Hi,
After googleing for a while and not finding any hint, I would like to ask the experts here for their opinion. I have a very strange result for the distribution of the depth of coverage (see picture). It seems as there were two curves. Some samples more than others, some (not show. In total I have 20 samples, they are bee samples and were sequenced on Illumina HiSeq3000 (whole genome). I have been working with bee sequence data before and never saw this behaviour. Normally always more or less a smooth distribution. I wonder if somebody of you came across something similar or has an idea why there is this irregular distribution? I cannot think of something to explain this..
How to add images to a Biostars post
thanks for the hint ;-)
Were these libraries prepared in two batches/with different methods?
No, should be just one library prep for each sample. (kit NEBNext Ultra II) But I can double check with the sequencing facility.
This looks like a histogram plotting issue where it is binning the depth values in a skewed way.
I also checked the numbers directly from the output of GATKs DepthOfCoverage. And its already like this there, so should not be related to the plotting itself.
Even if multiple samples were mixed together in the depth of cov reporting, it should not show this distribution. Multi-sample mix should show a smooth histogram with potentially multiple peaks. Maybe try using samtools stats' depth of coverage info for plotting and see if you get the same thing. Perhaps it is something to do with GATK.

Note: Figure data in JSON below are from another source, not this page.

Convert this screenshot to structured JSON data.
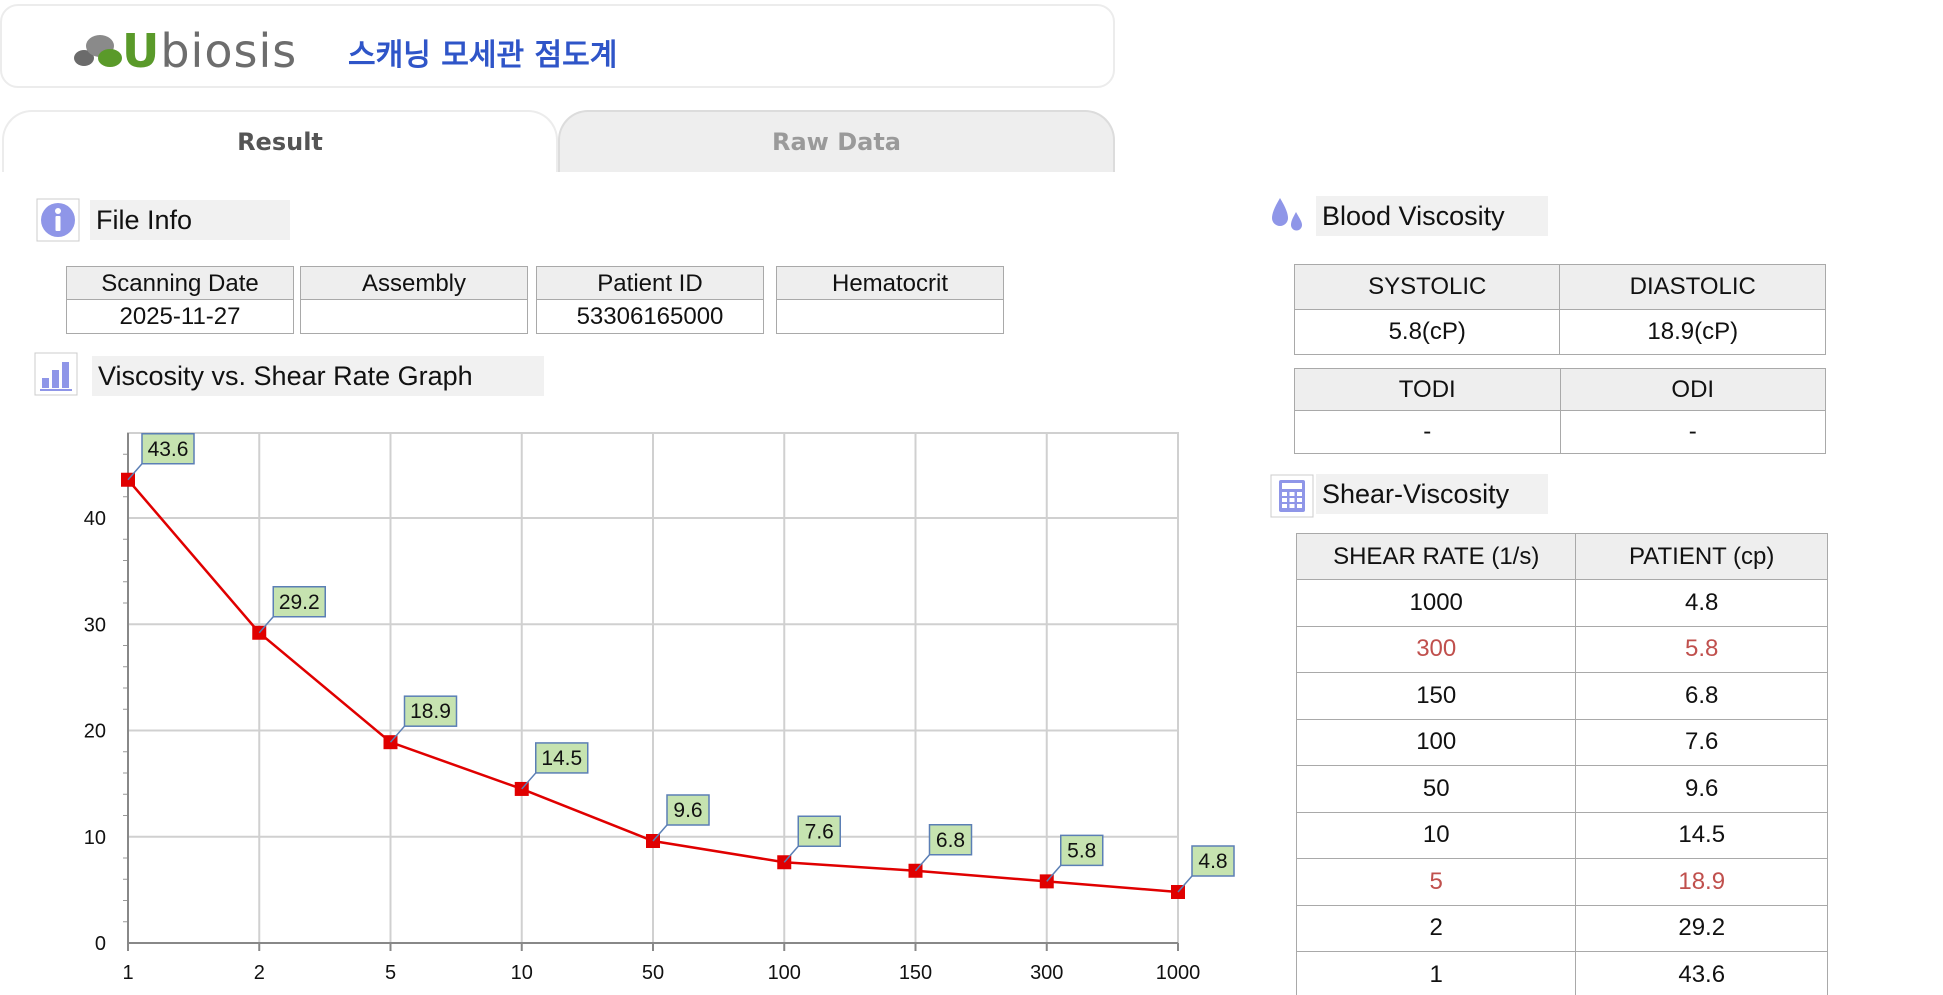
{
  "header": {
    "brand_u": "U",
    "brand_rest": "biosis",
    "app_title": "스캐닝 모세관 점도계"
  },
  "tabs": [
    {
      "label": "Result",
      "active": true
    },
    {
      "label": "Raw Data",
      "active": false
    }
  ],
  "file_info": {
    "section_label": "File Info",
    "columns": [
      {
        "header": "Scanning Date",
        "value": "2025-11-27"
      },
      {
        "header": "Assembly",
        "value": ""
      },
      {
        "header": "Patient ID",
        "value": "53306165000"
      },
      {
        "header": "Hematocrit",
        "value": ""
      }
    ]
  },
  "graph": {
    "section_label": "Viscosity vs. Shear Rate Graph"
  },
  "chart_data": {
    "type": "line",
    "categories": [
      "1",
      "2",
      "5",
      "10",
      "50",
      "100",
      "150",
      "300",
      "1000"
    ],
    "series": [
      {
        "values": [
          43.6,
          29.2,
          18.9,
          14.5,
          9.6,
          7.6,
          6.8,
          5.8,
          4.8
        ],
        "color": "#e00000"
      }
    ],
    "data_labels": [
      "43.6",
      "29.2",
      "18.9",
      "14.5",
      "9.6",
      "7.6",
      "6.8",
      "5.8",
      "4.8"
    ],
    "yticks": [
      "0",
      "10",
      "20",
      "30",
      "40"
    ],
    "ylim": [
      0,
      48
    ],
    "grid": true,
    "title": "",
    "xlabel": "",
    "ylabel": ""
  },
  "blood_viscosity": {
    "section_label": "Blood Viscosity",
    "systolic_label": "SYSTOLIC",
    "diastolic_label": "DIASTOLIC",
    "systolic_value": "5.8(cP)",
    "diastolic_value": "18.9(cP)",
    "todi_label": "TODI",
    "odi_label": "ODI",
    "todi_value": "-",
    "odi_value": "-"
  },
  "shear_viscosity": {
    "section_label": "Shear-Viscosity",
    "col_rate": "SHEAR RATE (1/s)",
    "col_patient": "PATIENT (cp)",
    "highlight_color": "#c0504d",
    "rows": [
      {
        "rate": "1000",
        "patient": "4.8",
        "highlight": false
      },
      {
        "rate": "300",
        "patient": "5.8",
        "highlight": true
      },
      {
        "rate": "150",
        "patient": "6.8",
        "highlight": false
      },
      {
        "rate": "100",
        "patient": "7.6",
        "highlight": false
      },
      {
        "rate": "50",
        "patient": "9.6",
        "highlight": false
      },
      {
        "rate": "10",
        "patient": "14.5",
        "highlight": false
      },
      {
        "rate": "5",
        "patient": "18.9",
        "highlight": true
      },
      {
        "rate": "2",
        "patient": "29.2",
        "highlight": false
      },
      {
        "rate": "1",
        "patient": "43.6",
        "highlight": false
      }
    ]
  },
  "icons": {
    "file_info": "info-icon",
    "graph": "bar-chart-icon",
    "blood": "drops-icon",
    "shear": "calculator-icon"
  }
}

Hi, I had recalculated the depth with samtools, and it was the same. But Today it came to my mind why the coverage could be like this: I have overlapping pair-end sequencing reads! That would make sense, no?
Should be easy enough to check that theory. I recommend using
bbmerge.sh
from BBMap suite for merge the reads. Do the merging on raw data (non-trimmed).Yeah that could be it. You can check this by looking at the insert size distribution of your PE reads. See if it is smaller than 2 * average read length. The 9th column of your .sam/.bam should be the insert size.